Sunday, April 06, 2014

Dag Hammarskjöld plane may have been shot down

New evidence in the form of a declassified document has been taken to indicate that the plane carrying the Swedish UN Secretary General Dag Hammarskjöld, which crashed in southern Africa in 1961, could have been shot down.

 The declassified document, witnessed by the UK Guardian daily, is a cable sent by the US ambassador to Congo to Washington in which he claimed that the aircraft could have been downed by a Belgian mercenary pilot.

The document was released recently by a panel of senior lawyers who called on the UN in 2013 to reopen an investigation into the crash.

According to a report in the Guardian on Friday the document reveals that US ambassador Ed Gullion, just hours after the plane crash, sent a classified cable to Washington calling for pressure to be brought on Belgium to ground a Belgian mercenary pilot.

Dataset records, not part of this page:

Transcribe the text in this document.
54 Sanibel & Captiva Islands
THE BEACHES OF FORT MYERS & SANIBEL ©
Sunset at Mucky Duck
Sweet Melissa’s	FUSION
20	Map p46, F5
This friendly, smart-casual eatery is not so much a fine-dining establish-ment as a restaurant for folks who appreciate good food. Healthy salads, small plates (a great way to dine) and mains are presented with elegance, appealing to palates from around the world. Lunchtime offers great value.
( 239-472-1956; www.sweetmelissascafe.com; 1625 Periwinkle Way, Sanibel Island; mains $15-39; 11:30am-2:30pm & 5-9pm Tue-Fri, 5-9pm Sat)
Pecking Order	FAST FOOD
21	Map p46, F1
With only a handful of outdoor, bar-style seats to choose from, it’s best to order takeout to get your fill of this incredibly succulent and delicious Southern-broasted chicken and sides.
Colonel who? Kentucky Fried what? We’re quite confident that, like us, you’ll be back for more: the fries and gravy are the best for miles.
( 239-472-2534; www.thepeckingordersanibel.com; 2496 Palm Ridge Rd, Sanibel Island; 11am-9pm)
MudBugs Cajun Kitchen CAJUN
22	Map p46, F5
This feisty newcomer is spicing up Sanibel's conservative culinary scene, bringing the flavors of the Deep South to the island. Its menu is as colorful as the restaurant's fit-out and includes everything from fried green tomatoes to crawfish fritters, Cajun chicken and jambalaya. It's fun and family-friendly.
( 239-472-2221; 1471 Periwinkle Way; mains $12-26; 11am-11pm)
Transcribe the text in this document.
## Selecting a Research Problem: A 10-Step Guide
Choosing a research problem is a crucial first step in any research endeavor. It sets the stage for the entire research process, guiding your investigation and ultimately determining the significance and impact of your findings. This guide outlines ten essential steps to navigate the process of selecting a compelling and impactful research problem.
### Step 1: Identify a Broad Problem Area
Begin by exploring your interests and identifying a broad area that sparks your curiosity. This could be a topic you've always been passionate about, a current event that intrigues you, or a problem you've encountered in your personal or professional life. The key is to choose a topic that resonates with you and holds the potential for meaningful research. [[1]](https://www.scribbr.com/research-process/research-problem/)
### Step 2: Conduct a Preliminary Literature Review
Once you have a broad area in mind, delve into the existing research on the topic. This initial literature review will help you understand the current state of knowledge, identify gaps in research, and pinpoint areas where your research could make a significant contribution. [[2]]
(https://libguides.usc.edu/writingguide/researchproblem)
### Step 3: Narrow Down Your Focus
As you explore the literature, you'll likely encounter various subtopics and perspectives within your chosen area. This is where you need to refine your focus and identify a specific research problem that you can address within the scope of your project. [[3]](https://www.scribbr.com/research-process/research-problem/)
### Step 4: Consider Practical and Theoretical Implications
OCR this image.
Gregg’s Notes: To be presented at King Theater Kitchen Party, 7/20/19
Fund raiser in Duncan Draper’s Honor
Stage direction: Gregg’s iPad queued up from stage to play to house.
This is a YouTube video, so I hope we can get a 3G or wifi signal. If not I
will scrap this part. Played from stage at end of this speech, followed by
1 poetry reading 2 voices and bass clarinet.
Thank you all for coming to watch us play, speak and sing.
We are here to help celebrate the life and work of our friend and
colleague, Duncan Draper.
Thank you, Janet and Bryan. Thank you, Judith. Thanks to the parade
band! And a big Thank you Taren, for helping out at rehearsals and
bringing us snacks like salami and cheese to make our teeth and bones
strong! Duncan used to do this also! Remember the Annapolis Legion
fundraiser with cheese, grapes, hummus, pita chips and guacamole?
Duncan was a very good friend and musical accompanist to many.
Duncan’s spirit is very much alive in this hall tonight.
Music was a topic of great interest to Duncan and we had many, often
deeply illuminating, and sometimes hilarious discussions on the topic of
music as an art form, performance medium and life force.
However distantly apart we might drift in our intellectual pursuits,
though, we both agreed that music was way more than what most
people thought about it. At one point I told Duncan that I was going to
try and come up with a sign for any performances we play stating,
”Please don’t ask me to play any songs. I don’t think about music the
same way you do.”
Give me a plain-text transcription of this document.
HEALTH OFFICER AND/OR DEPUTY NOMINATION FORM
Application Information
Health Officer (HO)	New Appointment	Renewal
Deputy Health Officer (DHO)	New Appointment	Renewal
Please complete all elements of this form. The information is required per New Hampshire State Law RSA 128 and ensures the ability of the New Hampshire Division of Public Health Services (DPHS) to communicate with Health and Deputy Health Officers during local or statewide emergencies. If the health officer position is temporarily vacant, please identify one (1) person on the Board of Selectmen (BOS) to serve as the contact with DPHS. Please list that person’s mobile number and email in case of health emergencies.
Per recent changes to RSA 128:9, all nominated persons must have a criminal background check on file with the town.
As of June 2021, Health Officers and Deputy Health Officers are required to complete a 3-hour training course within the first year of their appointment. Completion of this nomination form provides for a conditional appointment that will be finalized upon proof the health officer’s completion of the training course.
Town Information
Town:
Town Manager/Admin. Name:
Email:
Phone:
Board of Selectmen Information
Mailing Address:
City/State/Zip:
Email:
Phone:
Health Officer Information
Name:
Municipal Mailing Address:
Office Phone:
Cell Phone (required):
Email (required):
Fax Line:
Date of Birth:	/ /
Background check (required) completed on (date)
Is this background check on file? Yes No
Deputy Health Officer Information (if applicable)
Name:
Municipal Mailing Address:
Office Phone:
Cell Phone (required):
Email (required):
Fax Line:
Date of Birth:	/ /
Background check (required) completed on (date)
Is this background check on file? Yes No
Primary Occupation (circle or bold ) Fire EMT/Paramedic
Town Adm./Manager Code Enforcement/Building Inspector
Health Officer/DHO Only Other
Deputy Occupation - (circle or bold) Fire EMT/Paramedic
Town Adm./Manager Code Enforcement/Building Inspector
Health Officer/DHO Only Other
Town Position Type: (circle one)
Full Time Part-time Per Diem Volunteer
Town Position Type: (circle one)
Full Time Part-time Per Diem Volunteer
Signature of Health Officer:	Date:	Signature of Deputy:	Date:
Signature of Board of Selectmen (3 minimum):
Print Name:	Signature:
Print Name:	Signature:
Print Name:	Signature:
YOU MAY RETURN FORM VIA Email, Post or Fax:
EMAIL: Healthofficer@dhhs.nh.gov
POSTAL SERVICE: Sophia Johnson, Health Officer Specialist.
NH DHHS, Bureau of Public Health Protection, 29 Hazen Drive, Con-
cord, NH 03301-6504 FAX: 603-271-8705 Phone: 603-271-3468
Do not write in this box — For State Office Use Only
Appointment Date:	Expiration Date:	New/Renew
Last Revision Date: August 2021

Hammarskjöld died during the night of September 17th, 1961 in a plane crash in what is now Zambia, where he was headed to mediate in the ongoing conflict in neighbouring The Congo in his role as then UN Secretary General.

The diplomat's death has been the subject of numerous rumours and conspiracy theories over the past five decades centred around whether the crash was an accident, or if Hammarskjöld was killed.

Evidence available has left investigators puzzled, with pilot error deemed unlikely after witnesses claimed to have seen the plane going down on fire.

Last year, four senior lawyers led a new investigation into Hammarskjöld's death. The commission published its findings in September 2013 and urged the UN to launch its own probe into the crash.

The report indicated that the US National Security Agency (NSA) likely has key evidence about the mysterious death Secretary General Ban Ki-Moon decided that it should be presented to the United Nations General Assembly.